Quanto à curatela, terá sido criada na época da Lei das XII Tábuas para os dementes e pródigos e visava exclusivamente a gestão ou administração do património do incapaz. Enquanto a tutela se ocupava da gestão do património dos infantes e da assistência e cooperação do tutor nos actos jurídicos celebrados pelo infante maior, a curatela tinha por objecto a gestão ou administração do património. Daqui, a máxima segundo a qual “o tutor é dado para a pessoa não para uma coisa ou causa”. No entanto, esta máxima deve ser entendida com reservas, porque também o curador é nomeado para uma pessoa.

Todavia, a tutela e a curatela aproximaram-se progressivamente, chegando quando a confundir-se no direito justinianeu.

Tutela

1.1.Tutela dos impúberes

A tutela dos impúberes pode ser constituída por testamento (tutela testamentária), por determinação da lei (tutela legítima) e por nomeação do magistrado (tutela dativa). Esta ordem assinala também uma referência:

  • Somente se passa à tutela legítima se faltar a testamentária; e não haverá lugar para a tutela dativa se as outras forem possíveis. Com efeito, a tutela testamentária está ligada à forte tradição romana de o “paterfamilias” escolher quem o substituirá nas suas funções de acompanhamento dos filhos;
  • A tutela legítima é concedida aos presumíveis herdeiros “para que estes, que esperam esta sucessão, cuidem de que os bens não sejam dilapidados”, observa Ulpianus;
  • E a tutela dativa surgiu para remediar a ausência das tutelas testamentária e legítima.

1.1.1. Tutela testamentária

A tutela testamentária ocorre quando, no seu testamento, o “paterfamilias” de um “impúber”, mesmo póstumo, lhe designa, em forma imperativa, um tutor que pode ser cidadão romano, latino e até um “filiusfamilias” mesmo “impúber”, embora, nesta hipótese, só possa desempenhar suas funções quando se torne “púber”: durante esse tempo, dever-se-á nomear um tutor suplente.

A pessoa nomeada torna-se tutor automaticamente, no momento em que o testamento comece a vigorar, sem necessidade de aceitação nem de confirmação da autoridade. Por isso, pode renunciar livremente à tutela e ser removido mediante acção pública (accusatio suspecti tutoris).

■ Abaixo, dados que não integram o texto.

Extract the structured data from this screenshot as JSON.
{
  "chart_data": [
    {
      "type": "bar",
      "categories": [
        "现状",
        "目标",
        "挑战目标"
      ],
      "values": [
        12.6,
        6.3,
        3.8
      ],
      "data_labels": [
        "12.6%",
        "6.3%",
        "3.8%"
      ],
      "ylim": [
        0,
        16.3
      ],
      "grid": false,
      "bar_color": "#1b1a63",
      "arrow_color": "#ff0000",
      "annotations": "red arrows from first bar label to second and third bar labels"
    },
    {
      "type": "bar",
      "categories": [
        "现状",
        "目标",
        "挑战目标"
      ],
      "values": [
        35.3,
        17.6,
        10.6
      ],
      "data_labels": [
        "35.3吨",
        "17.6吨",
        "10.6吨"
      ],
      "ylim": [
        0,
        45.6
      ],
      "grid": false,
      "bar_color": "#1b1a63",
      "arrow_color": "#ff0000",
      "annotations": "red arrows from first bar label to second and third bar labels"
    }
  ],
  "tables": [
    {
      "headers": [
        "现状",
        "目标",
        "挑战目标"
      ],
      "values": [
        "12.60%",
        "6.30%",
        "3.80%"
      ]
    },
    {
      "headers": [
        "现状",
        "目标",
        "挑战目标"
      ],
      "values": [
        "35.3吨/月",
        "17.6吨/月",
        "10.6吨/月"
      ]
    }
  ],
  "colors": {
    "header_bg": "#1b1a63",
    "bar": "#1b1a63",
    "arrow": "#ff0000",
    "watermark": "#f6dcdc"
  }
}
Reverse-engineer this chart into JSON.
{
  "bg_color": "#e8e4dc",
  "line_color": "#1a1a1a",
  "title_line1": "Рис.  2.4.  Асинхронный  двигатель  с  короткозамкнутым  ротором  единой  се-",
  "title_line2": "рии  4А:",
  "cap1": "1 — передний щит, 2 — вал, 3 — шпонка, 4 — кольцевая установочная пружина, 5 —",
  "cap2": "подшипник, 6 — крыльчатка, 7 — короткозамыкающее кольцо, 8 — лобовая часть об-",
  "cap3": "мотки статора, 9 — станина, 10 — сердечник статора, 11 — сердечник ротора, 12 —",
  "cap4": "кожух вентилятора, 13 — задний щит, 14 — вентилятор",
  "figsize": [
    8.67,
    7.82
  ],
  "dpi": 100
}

O direito justinianeu permite que a mãe, no caso de instituir herdeiro um filho, lhe nomeie tutor sem necessidade de confirmação, e concedeu ao magistrado a faculdade de confirmar a nomeação do tutor nas seguintes hipóteses:

  • Feita pelo “pater” ao filho deserdado e mediante prévia investigação (previa inquisitio);
  • Pelo tio paterno;
  • Talvez também pelo avô materno e parentes próximos;
  • Pelo patrono e por um estranho.

Reconheceu também ao “pater” natural (genitor) a faculdade de nomear tutor aos filhos naturais, desde que lhes tenha feito uma doação ou deixado bens em testamento. Esta nomeação deve ser confirmada pelo magistrado, depois de investigação prévia. De igual faculdade goza um estranho, sujeita aos mesmos requisitos:

  • Ter instituído herdeiro o “impúber”;
  • E confirmação pelo magistrado.

Não se pode constituir tutor testamentário só para certa “res” (ou causa) nem exceptuando determinadas coisas. Mas reconheceu-se a constituição de tutor para bens situados numa determinada zona geográfica, v.g. em África ou na Síria.

1.1.2. Tutela legítima

A tutela legítima é atribuída pela Lei das XII Tábuas ao “agnatus proximus” e na falta de “gentiles“. Não pode ser tutor quem não seja cidadão romano, “sui iuris” e “pubes“.

O chamado é automaticamente investido no momento em que a sua necessidade surgir e, por isso, não é necessário o acto de aceitação nem pode renunciar nem ser removido, embora se possa ceder através de “in iure cessio” faculdade que se extinguiu na época clássica na introdução do regime “excusatio“.

Desaparecidos os agnados e os “gentiles“, a tutela legítima continuou a gerir a ordem sucessória, acompanhando a sua evolução. Assim, no Baixo-Império, o Imperador Anastácio deu preferências aos irmãos emancipados sobre os agnados; e Justiniano chamou os cognados.

É também legítima a tutela dos patronos (tutela patronum) criada pela “iurisprudentia” com base na relação entre a tutela e a herança: porque segundo a Lei das XII Tábuas, o patrono e filhos são sucessores “ab intestato” do liberto, os jurisconsultos admitiram que seriam chamados à tutela do liberto “impuber“.

1.1.3. Tutela dativa

A tutela dativa, cuja denominação é justinianeia, ocorre quando o tutor é nomeado pelo magistrado (o pretor urbano; depois, os cônsules, o pretor especial e provavelmente o corpo de juízes da classe sanatorial, na Itália), depois da investigação prévia, na falta de tutor testamentário e de tutor legítimo.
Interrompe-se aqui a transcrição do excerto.